To that end, we see two ways in which new value networks may be created.
Scenario #1: Incumbent insurance carriers could themselves create new value networks by capitalizing on new types of data
Given the need to turn a profit in an industry plagued by poor performance, incumbent insurers may be able to create new growth businesses based around technologies that collect data. For instance, in auto insurance driving data from sensors installed in the car may enable carriers to more accurately assess risk and minimize losses as they learn about their clients’ driving behavior and monetize that data through emerging value networks seeking to capitalize on consumer behaviors and trends. By leveraging these technology solutions, incumbent carriers will not only experience new growth through the sale of these value-added services, but they’ll also be better positioned to profile and price risks.
Scenario #2: Non-insurance players could integrate insurance premium into their products and services
An alternative scenario is that non-insurance players bundle insurance into their offerings, effectively bypassing primary insurers altogether. This is most likely to occur with risks that can be most easily modeled and priced like auto insurance. For instance, an automotive company may partner with roadside assistance companies to provide the mandatory or “third party liability” portion of a car buyer’s auto insurance (Volvo USA is already doing this).
Notable barriers are certainly capital and regulation. However capital requirements may be met through alternative capital sources like insurance linked securities. Regulatory compliance may be managed through RegTech services, an emerging cohort of technology services that helps companies adhere to changing regulation.

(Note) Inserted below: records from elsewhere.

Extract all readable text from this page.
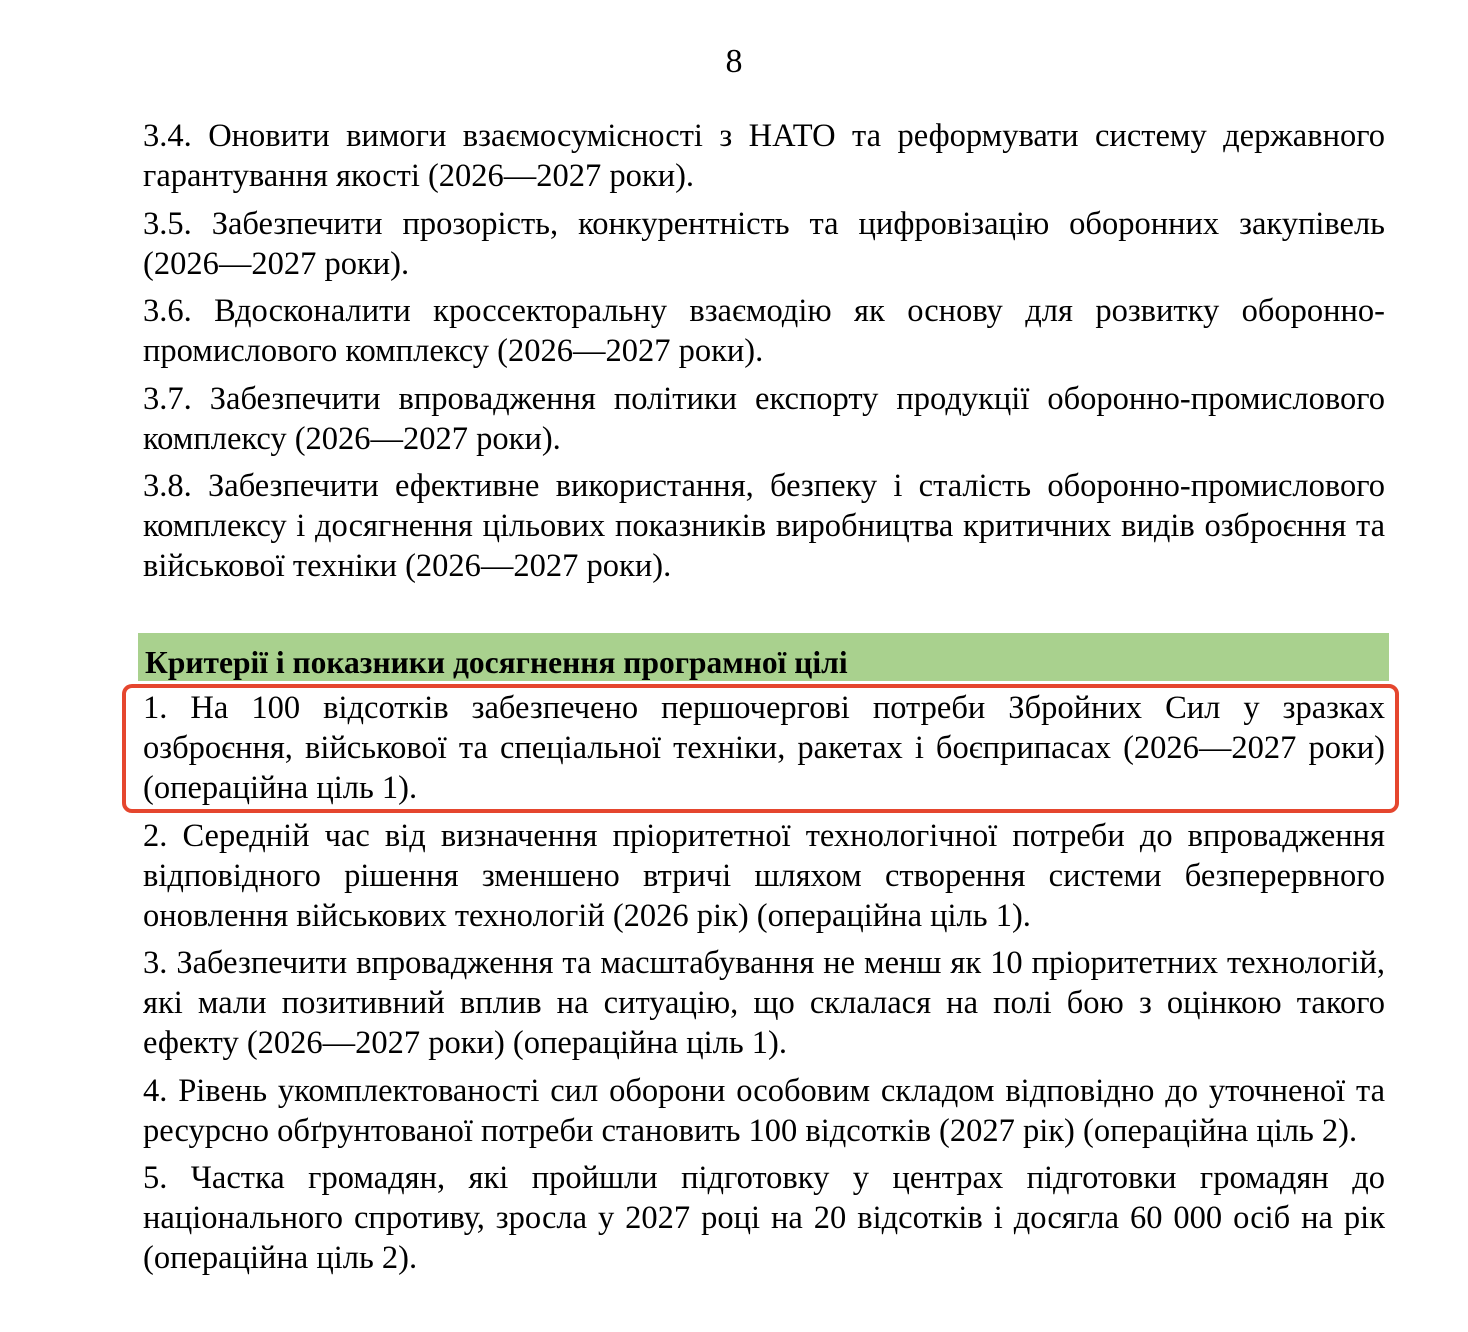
8

3.4. Оновити вимоги взаємосумісності з НАТО та реформувати систему державного гарантування якості (2026—2027 роки).

3.5. Забезпечити прозорість, конкурентність та цифровізацію оборонних закупівель (2026—2027 роки).

3.6. Вдосконалити кроссекторальну взаємодію як основу для розвитку оборонно-промислового комплексу (2026—2027 роки).

3.7. Забезпечити впровадження політики експорту продукції оборонно-промислового комплексу (2026—2027 роки).

3.8. Забезпечити ефективне використання, безпеку і сталість оборонно-промислового комплексу і досягнення цільових показників виробництва критичних видів озброєння та військової техніки (2026—2027 роки).

Критерії і показники досягнення програмної цілі

1. На 100 відсотків забезпечено першочергові потреби Збройних Сил у зразках озброєння, військової та спеціальної техніки, ракетах і боєприпасах (2026—2027 роки) (операційна ціль 1).

2. Середній час від визначення пріоритетної технологічної потреби до впровадження відповідного рішення зменшено втричі шляхом створення системи безперервного оновлення військових технологій (2026 рік) (операційна ціль 1).

3. Забезпечити впровадження та масштабування не менш як 10 пріоритетних технологій, які мали позитивний вплив на ситуацію, що склалася на полі бою з оцінкою такого ефекту (2026—2027 роки) (операційна ціль 1).

4. Рівень укомплектованості сил оборони особовим складом відповідно до уточненої та ресурсно обґрунтованої потреби становить 100 відсотків (2027 рік) (операційна ціль 2).

5. Частка громадян, які пройшли підготовку у центрах підготовки громадян до національного спротиву, зросла у 2027 році на 20 відсотків і досягла 60 000 осіб на рік (операційна ціль 2).
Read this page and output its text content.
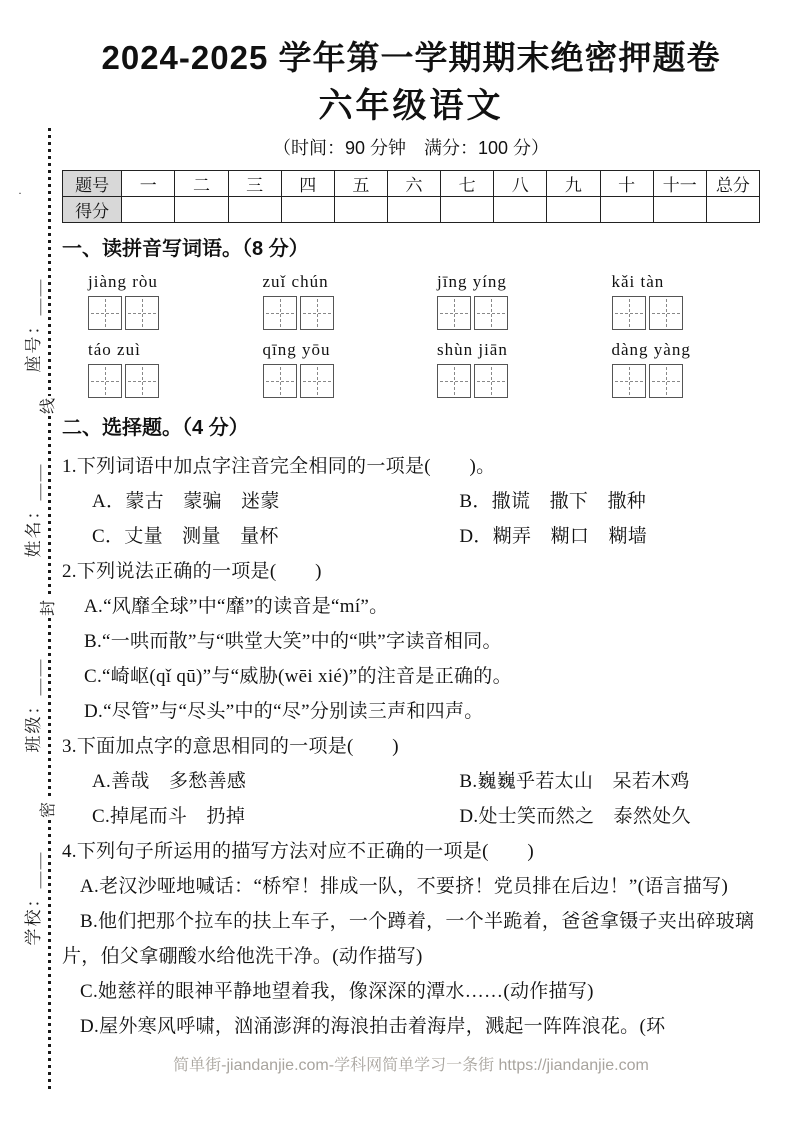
·
座号：＿＿
姓名：＿＿
班级：＿＿
学校：＿＿
线
封
密
2024-2025 学年第一学期期末绝密押题卷
六年级语文
（时间：90 分钟　满分：100 分）
题号	一	二	三	四	五	六	七	八	九	十	十一	总分
得分												
一、读拼音写词语。（8 分）
jiàng ròu	zuǐ chún	jīng yíng	kǎi tàn
táo zuì	qīng yōu	shùn jiān	dàng yàng
二、选择题。（4 分）

1.下列词语中加点字注音完全相同的一项是(　　)。

A．蒙古　蒙骗　迷蒙	B．撒谎　撒下　撒种
C．丈量　测量　量杯	D．糊弄　糊口　糊墙

2.下列说法正确的一项是(　　)

A.“风靡全球”中“靡”的读音是“mí”。

B.“一哄而散”与“哄堂大笑”中的“哄”字读音相同。

C.“崎岖(qǐ qū)”与“威胁(wēi xié)”的注音是正确的。

D.“尽管”与“尽头”中的“尽”分别读三声和四声。

3.下面加点字的意思相同的一项是(　　)

A.善哉　多愁善感	B.巍巍乎若太山　呆若木鸡
C.掉尾而斗　扔掉	D.处士笑而然之　泰然处久

4.下列句子所运用的描写方法对应不正确的一项是(　　)

A.老汉沙哑地喊话：“桥窄！排成一队，不要挤！党员排在后边！”(语言描写)

B.他们把那个拉车的扶上车子，一个蹲着，一个半跪着，爸爸拿镊子夹出碎玻璃片，伯父拿硼酸水给他洗干净。(动作描写)

C.她慈祥的眼神平静地望着我，像深深的潭水……(动作描写)

D.屋外寒风呼啸，汹涌澎湃的海浪拍击着海岸，溅起一阵阵浪花。(环

简单街-jiandanjie.com-学科网简单学习一条街 https://jiandanjie.com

It will be interesting to watch the future for insurers unfold. Will incumbents successfully create multiple new value networks and compete directly with tech? Or will non-insurance players eat into their share of insurance by integrating services into their products and services? Regardless of how things shape out, one thing is clear: these new networks will breathe new life into the insurance industry. By breaking with the status quo, the industry may be better equipped to tackle the many challenges it faces today, including providing customers with peace of mind.